Op onze camping waren ook veel mogelijkheden voor actieve bezigheden. Zo wilden ons oudste boefje heel graag nog een keer op de familieskelter. Ze had al meteen een taakverdeling gemaakt: zij zou met haar vader gaan trappen (met haar papa aan het stuur) en de kleintjes voorin. Ik mocht de foto's maken, aardig van haar, vind je niet? Het werd een pittig uurtje voor manlief, want er moesten verschillende rondjes gemaakt worden. Vooral de afdaling aan de andere kant van de camping was favoriet. Gillend en schreeuwend skelterden ze naar beneden. Ik kon ze in ons huisje nog horen. Natuurlijk moest deze spannende afdaling worden vastgelegd.
Dat gold ook voor de andere missie: met een kano het meer verkennen. Aanvankelijk ging manlief met de oudste twee boefjes, maar ons boevenkereltje vond het toch te spannend. Hij was heel bang dat hij zou omslaan en misschien had hij ook niet zo'n vertrouwen in de kano-kwaliteiten van zijn vader. Boevenbroer werd veilig op het droge gezet en de twee sportievelingen gingen op weg. Ze wist het nabijgelegen eiland te bereiken en zelfs nog een leuk rondje te varen.

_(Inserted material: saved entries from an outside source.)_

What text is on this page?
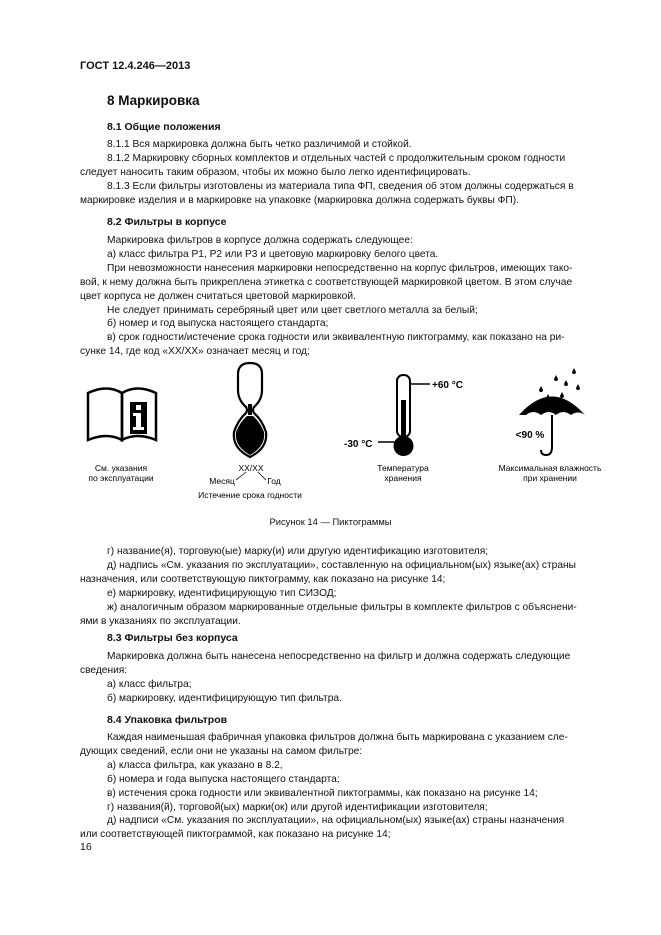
ГОСТ 12.4.246—2013
8 Маркировка
8.1 Общие положения
8.1.1 Вся маркировка должна быть четко различимой и стойкой.
8.1.2 Маркировку сборных комплектов и отдельных частей с продолжительным сроком годности
следует наносить таким образом, чтобы их можно было легко идентифицировать.
8.1.3 Если фильтры изготовлены из материала типа ФП, сведения об этом должны содержаться в
маркировке изделия и в маркировке на упаковке (маркировка должна содержать буквы ФП).
8.2 Фильтры в корпусе
Маркировка фильтров в корпусе должна содержать следующее:
а) класс фильтра Р1, Р2 или Р3 и цветовую маркировку белого цвета.
При невозможности нанесения маркировки непосредственно на корпус фильтров, имеющих тако-
вой, к нему должна быть прикреплена этикетка с соответствующей маркировкой цветом. В этом случае
цвет корпуса не должен считаться цветовой маркировкой.
Не следует принимать серебряный цвет или цвет светлого металла за белый;
б) номер и год выпуска настоящего стандарта;
в) срок годности/истечение срока годности или эквивалентную пиктограмму, как показано на ри-
сунке 14, где код «XX/XX» означает месяц и год;
См. указания
по эксплуатации
XX/XX
Месяц	Год
Истечение срока годности
+60 °С
-30 °С
Температура
хранения
<90 %
Максимальная влажность
при хранении
Рисунок 14 — Пиктограммы
г) название(я), торговую(ые) марку(и) или другую идентификацию изготовителя;
д) надпись «См. указания по эксплуатации», составленную на официальном(ых) языке(ах) страны
назначения, или соответствующую пиктограмму, как показано на рисунке 14;
е) маркировку, идентифицирующую тип СИЗОД;
ж) аналогичным образом маркированные отдельные фильтры в комплекте фильтров с объяснени-
ями в указаниях по эксплуатации.
8.3 Фильтры без корпуса
Маркировка должна быть нанесена непосредственно на фильтр и должна содержать следующие
сведения:
а) класс фильтра;
б) маркировку, идентифицирующую тип фильтра.
8.4 Упаковка фильтров
Каждая наименьшая фабричная упаковка фильтров должна быть маркирована с указанием сле-
дующих сведений, если они не указаны на самом фильтре:
а) класса фильтра, как указано в 8.2,
б) номера и года выпуска настоящего стандарта;
в) истечения срока годности или эквивалентной пиктограммы, как показано на рисунке 14;
г) названия(й), торговой(ых) марки(ок) или другой идентификации изготовителя;
д) надписи «См. указания по эксплуатации», на официальном(ых) языке(ах) страны назначения
или соответствующей пиктограммой, как показано на рисунке 14;
16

Onze laatste missie was het vinden van enkele souvenirs. Dat lukte niet meteen in het plaatsje Saffle, omdat de winkels op zondag niet open bleken te zijn. Ook de volgende dag in Gotenborg slaagden we niet helemaal. In de wijk bij de haven lag een prachtig hotel, maar in de hele omgeving was geen souvenirwinkel te vinden. Uiteindelijk slaagden we toch op de boot, waar we toch best wat te kiezen hadden. Op de boot joeg onze kleine Pluis ons nog even de stuipen op het lijf. Ze rende heel hard vooruit en we waren haar heel even kwijt. Gelukkig had ze zich gewoon achter een deur verstopt. Ze had er echter geen rekening mee gehouden, dat er ook bootpersoneel rondloopt. Die zag haar en sprak haar aan. In haar beleving was dat de kapitein, die haar even streng toesprak. De hele bootreis luisterde ze extra goed naar ons, omdat ze bang was dat de kapitein anders boos zou worden. Manlief overweegt nu zo'n kapiteinspakje aan te schaffen in de hoop dat het indruk maakt op onze Pluis. Vol overtuiging zong ze overigens bij het eten: We gaan naar Ameland. We hebben haar maar even in die waan gelaten.
Na twee heerlijke weken Zweden zijn we weer thuis en we zijn enorm verwend door onze buren. Heel veel dank daarvoor!!!